Add this key to your favorite services and machines.
It’s a good idea to start Pagent it on system startup.
Set up authentication forwarders/bridges
wsl-ssh-pageant
The Project site has extensive documentation on configuration. I will post my config for your reference:
wsl-ssh-pageant-amd64-gui.exe -systray -winssh openssh-ssh-agent -force
It’s a good idea to start this bridge it on system startup.
WSLD
The Project site also has extensive documentation on configuration. I will post my config for your reference:
$ cat ~/.wsld.toml
[ssh_agent]
# Default to the path below, can be omitted if unchanged
# Set `SSH_AUTH_SOCK` to the path you specified.

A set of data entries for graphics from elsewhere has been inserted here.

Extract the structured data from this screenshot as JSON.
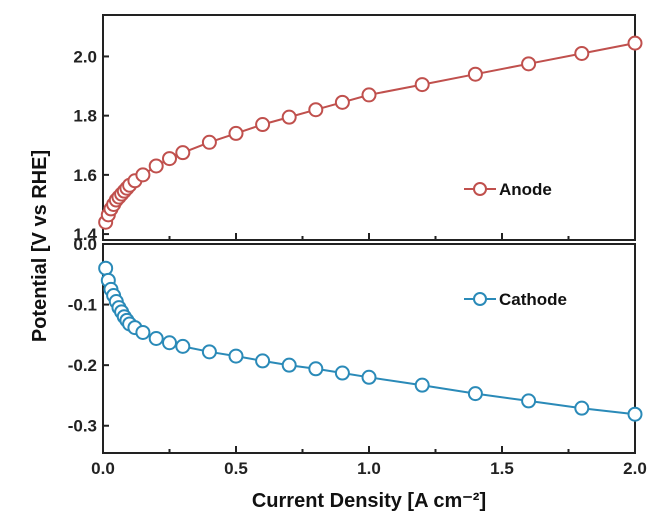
{
  "chart_data": [
    {
      "type": "line",
      "panel": "top",
      "ylabel": "Potential [V vs RHE]",
      "xlim": [
        0,
        2.0
      ],
      "ylim": [
        1.38,
        2.14
      ],
      "yticks": [
        "1.4",
        "1.6",
        "1.8",
        "2.0"
      ],
      "grid": false,
      "legend_position": "right",
      "series": [
        {
          "name": "Anode",
          "color": "#c0504d",
          "marker": "open-circle",
          "x": [
            0.01,
            0.02,
            0.03,
            0.04,
            0.05,
            0.06,
            0.07,
            0.08,
            0.09,
            0.1,
            0.12,
            0.15,
            0.2,
            0.25,
            0.3,
            0.4,
            0.5,
            0.6,
            0.7,
            0.8,
            0.9,
            1.0,
            1.2,
            1.4,
            1.6,
            1.8,
            2.0
          ],
          "y": [
            1.44,
            1.465,
            1.485,
            1.5,
            1.515,
            1.525,
            1.535,
            1.545,
            1.555,
            1.565,
            1.58,
            1.6,
            1.63,
            1.655,
            1.675,
            1.71,
            1.74,
            1.77,
            1.795,
            1.82,
            1.845,
            1.87,
            1.905,
            1.94,
            1.975,
            2.01,
            2.045
          ]
        }
      ]
    },
    {
      "type": "line",
      "panel": "bottom",
      "xlabel": "Current Density [A cm⁻²]",
      "ylabel": "Potential [V vs RHE]",
      "xlim": [
        0,
        2.0
      ],
      "ylim": [
        -0.345,
        0.0
      ],
      "xticks": [
        "0.0",
        "0.5",
        "1.0",
        "1.5",
        "2.0"
      ],
      "yticks": [
        "0.0",
        "-0.1",
        "-0.2",
        "-0.3"
      ],
      "grid": false,
      "legend_position": "right",
      "series": [
        {
          "name": "Cathode",
          "color": "#2a8ab8",
          "marker": "open-circle",
          "x": [
            0.01,
            0.02,
            0.03,
            0.04,
            0.05,
            0.06,
            0.07,
            0.08,
            0.09,
            0.1,
            0.12,
            0.15,
            0.2,
            0.25,
            0.3,
            0.4,
            0.5,
            0.6,
            0.7,
            0.8,
            0.9,
            1.0,
            1.2,
            1.4,
            1.6,
            1.8,
            2.0
          ],
          "y": [
            -0.04,
            -0.06,
            -0.075,
            -0.085,
            -0.095,
            -0.105,
            -0.112,
            -0.12,
            -0.126,
            -0.132,
            -0.138,
            -0.146,
            -0.156,
            -0.163,
            -0.169,
            -0.178,
            -0.185,
            -0.193,
            -0.2,
            -0.206,
            -0.213,
            -0.22,
            -0.233,
            -0.247,
            -0.259,
            -0.271,
            -0.281
          ]
        }
      ]
    }
  ]
}
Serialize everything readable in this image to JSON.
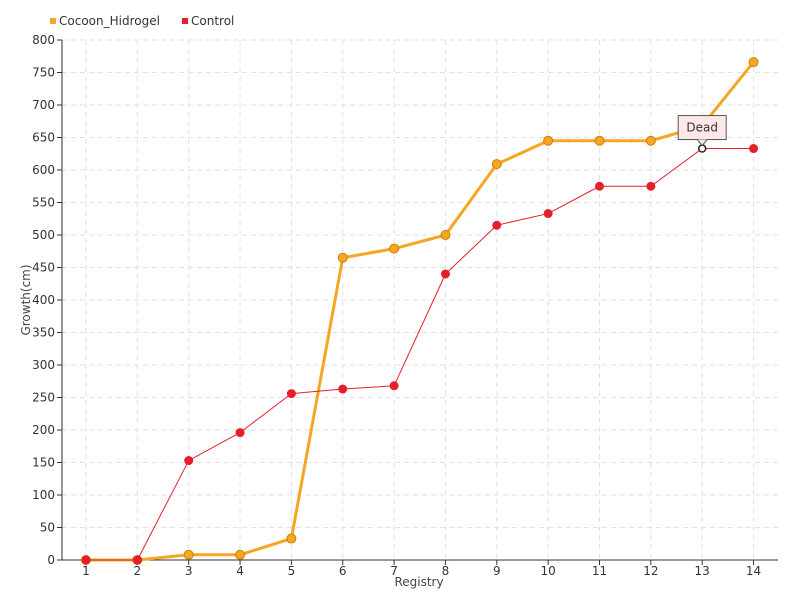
{
  "chart_data": {
    "type": "line",
    "xlabel": "Registry",
    "ylabel": "Growth(cm)",
    "categories": [
      "1",
      "2",
      "3",
      "4",
      "5",
      "6",
      "7",
      "8",
      "9",
      "10",
      "11",
      "12",
      "13",
      "14"
    ],
    "ylim": [
      0,
      800
    ],
    "yticks": [
      0,
      50,
      100,
      150,
      200,
      250,
      300,
      350,
      400,
      450,
      500,
      550,
      600,
      650,
      700,
      750,
      800
    ],
    "grid": true,
    "legend_position": "top-left",
    "series": [
      {
        "name": "Cocoon_Hidrogel",
        "color": "#f5a623",
        "values": [
          0,
          0,
          8,
          8,
          33,
          465,
          479,
          500,
          609,
          645,
          645,
          645,
          668,
          766
        ]
      },
      {
        "name": "Control",
        "color": "#e5202b",
        "values": [
          0,
          0,
          153,
          196,
          256,
          263,
          268,
          440,
          515,
          533,
          575,
          575,
          633,
          633
        ]
      }
    ],
    "annotation": {
      "text": "Dead",
      "series": "Control",
      "category": "13",
      "value": 633
    }
  }
}
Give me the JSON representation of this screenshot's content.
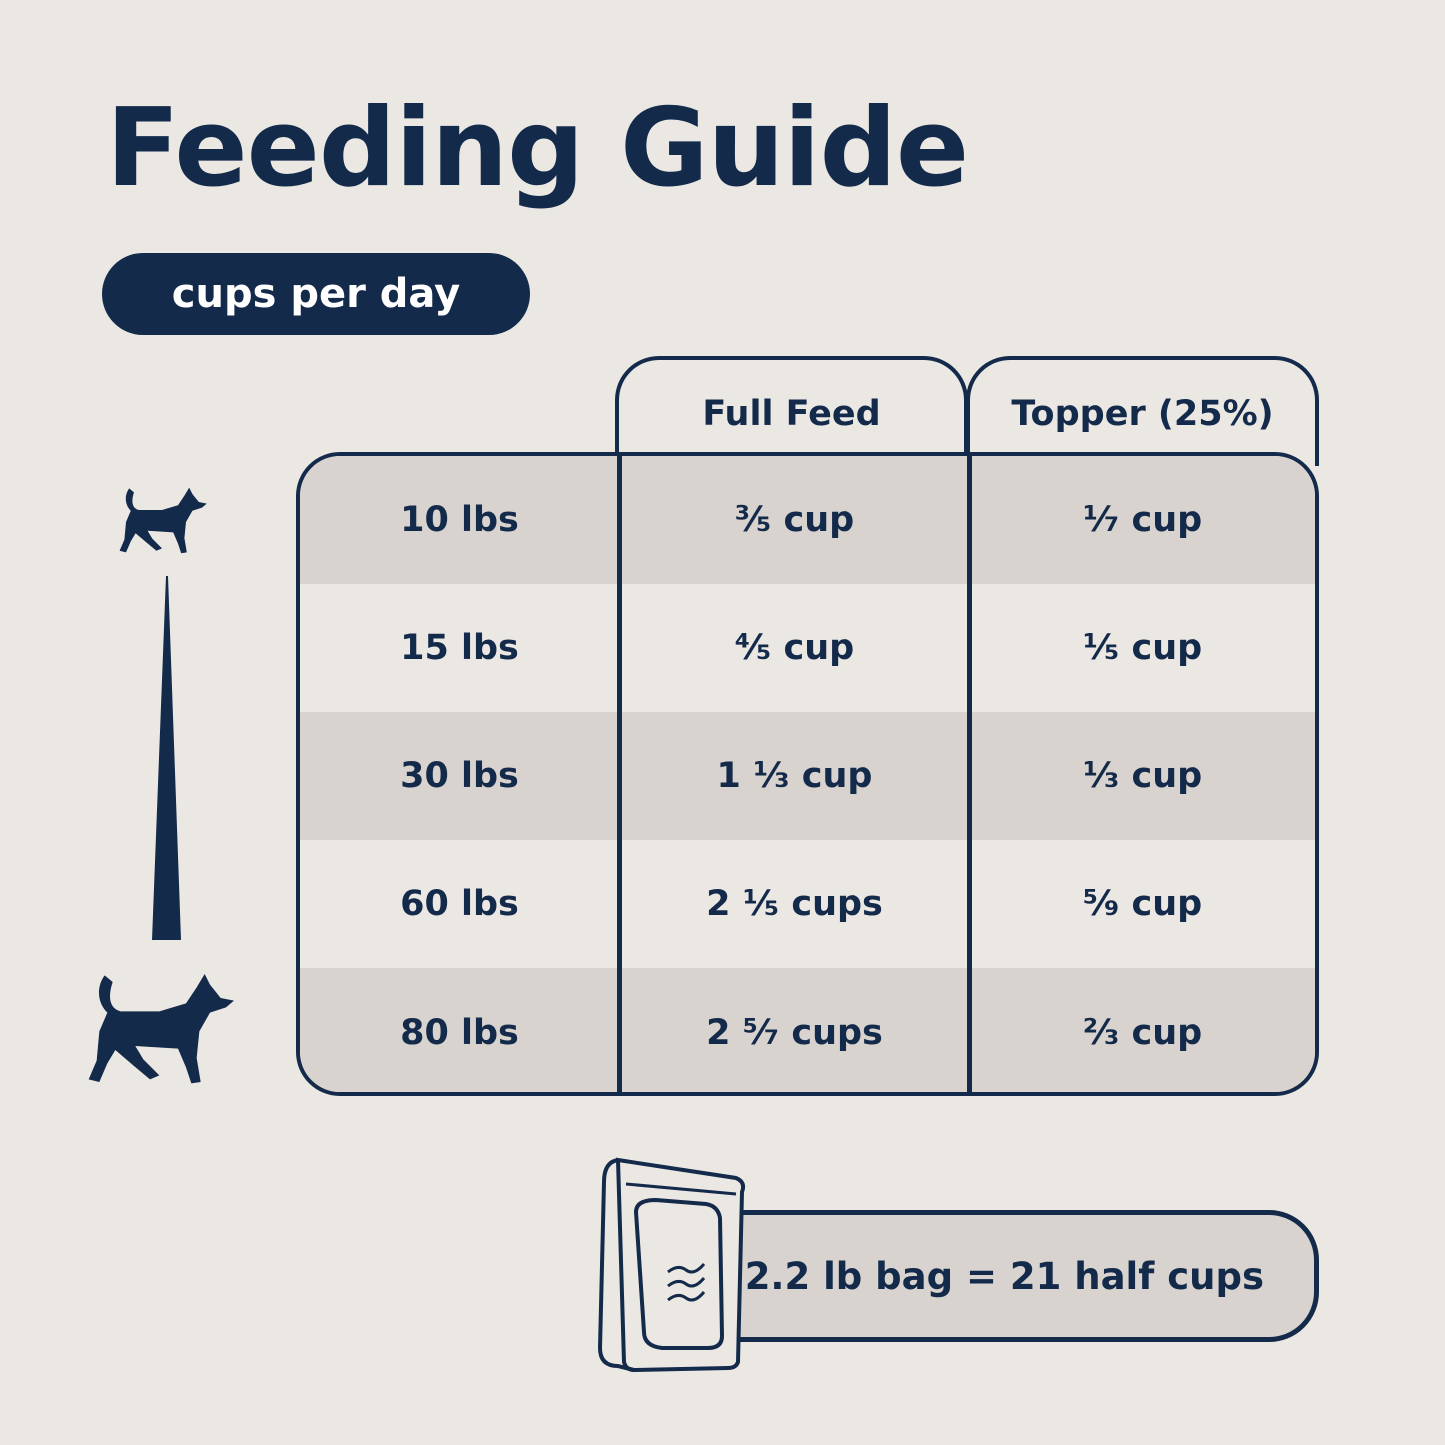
{
  "title": "Feeding Guide",
  "unit_pill": "cups per day",
  "columns": [
    "Full Feed",
    "Topper (25%)"
  ],
  "rows": [
    {
      "weight": "10 lbs",
      "full_feed": "³⁄₅ cup",
      "topper": "¹⁄₇ cup"
    },
    {
      "weight": "15 lbs",
      "full_feed": "⁴⁄₅ cup",
      "topper": "¹⁄₅ cup"
    },
    {
      "weight": "30 lbs",
      "full_feed": "1 ¹⁄₃ cup",
      "topper": "¹⁄₃ cup"
    },
    {
      "weight": "60 lbs",
      "full_feed": "2 ¹⁄₅ cups",
      "topper": "⁵⁄₉ cup"
    },
    {
      "weight": "80 lbs",
      "full_feed": "2 ⁵⁄₇ cups",
      "topper": "²⁄₃ cup"
    }
  ],
  "bag_note": "2.2 lb bag = 21 half cups",
  "colors": {
    "navy": "#142a4a",
    "background": "#ebe8e4",
    "stripe": "#d8d3ce"
  },
  "icons": [
    "small-dog-icon",
    "size-scale-wedge-icon",
    "large-dog-icon",
    "food-bag-icon"
  ]
}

ssh_auth_sock = "/tmp/.wsld/ssh_auth_sock"
$ cat ~/.profile
...
# SSH Auth
export SSH_AUTH_SOCK=/tmp/.wsld/ssh_auth_sock
# Start daemon
if pgrep -x "wsld" > /dev/null
then
echo "WSLD is running. Authentication should be good to go"
else
nohup wsld > /dev/null 2>&1 &
echo "WSLD started"
fi
WSLD also has a host portion and it needs to run with administrative privilege (here’s why), I use a task schedule item to start it on system startup.
Make applications work nicely
SSH configuration
SSH authentication forwarders are disabled by default, needs to explicitly turn it on in config:
$ cat ~/.ssh/config
Host *
ForwardAgent yes
Remember also set SSH authentication socket environment variable SSH_AUTH_SOCK in Windows and Linux.
Git for Windows configuration
If you are using Git for Windows, tell it to use system OpenSSH:
git config --global core.sshcommand "C:/Windows/System32/OpenSSH/ssh.exe"
Note: This will break 32-bit applications such as Visual Studio 2019 due to the Windows path virtualization, as a workaround, you can use OpenSSH installation anywhere else than System32, or copy the OpenSSH directory to SysWOW64/SysArm32.
Try it
If everything works well, you should have it now.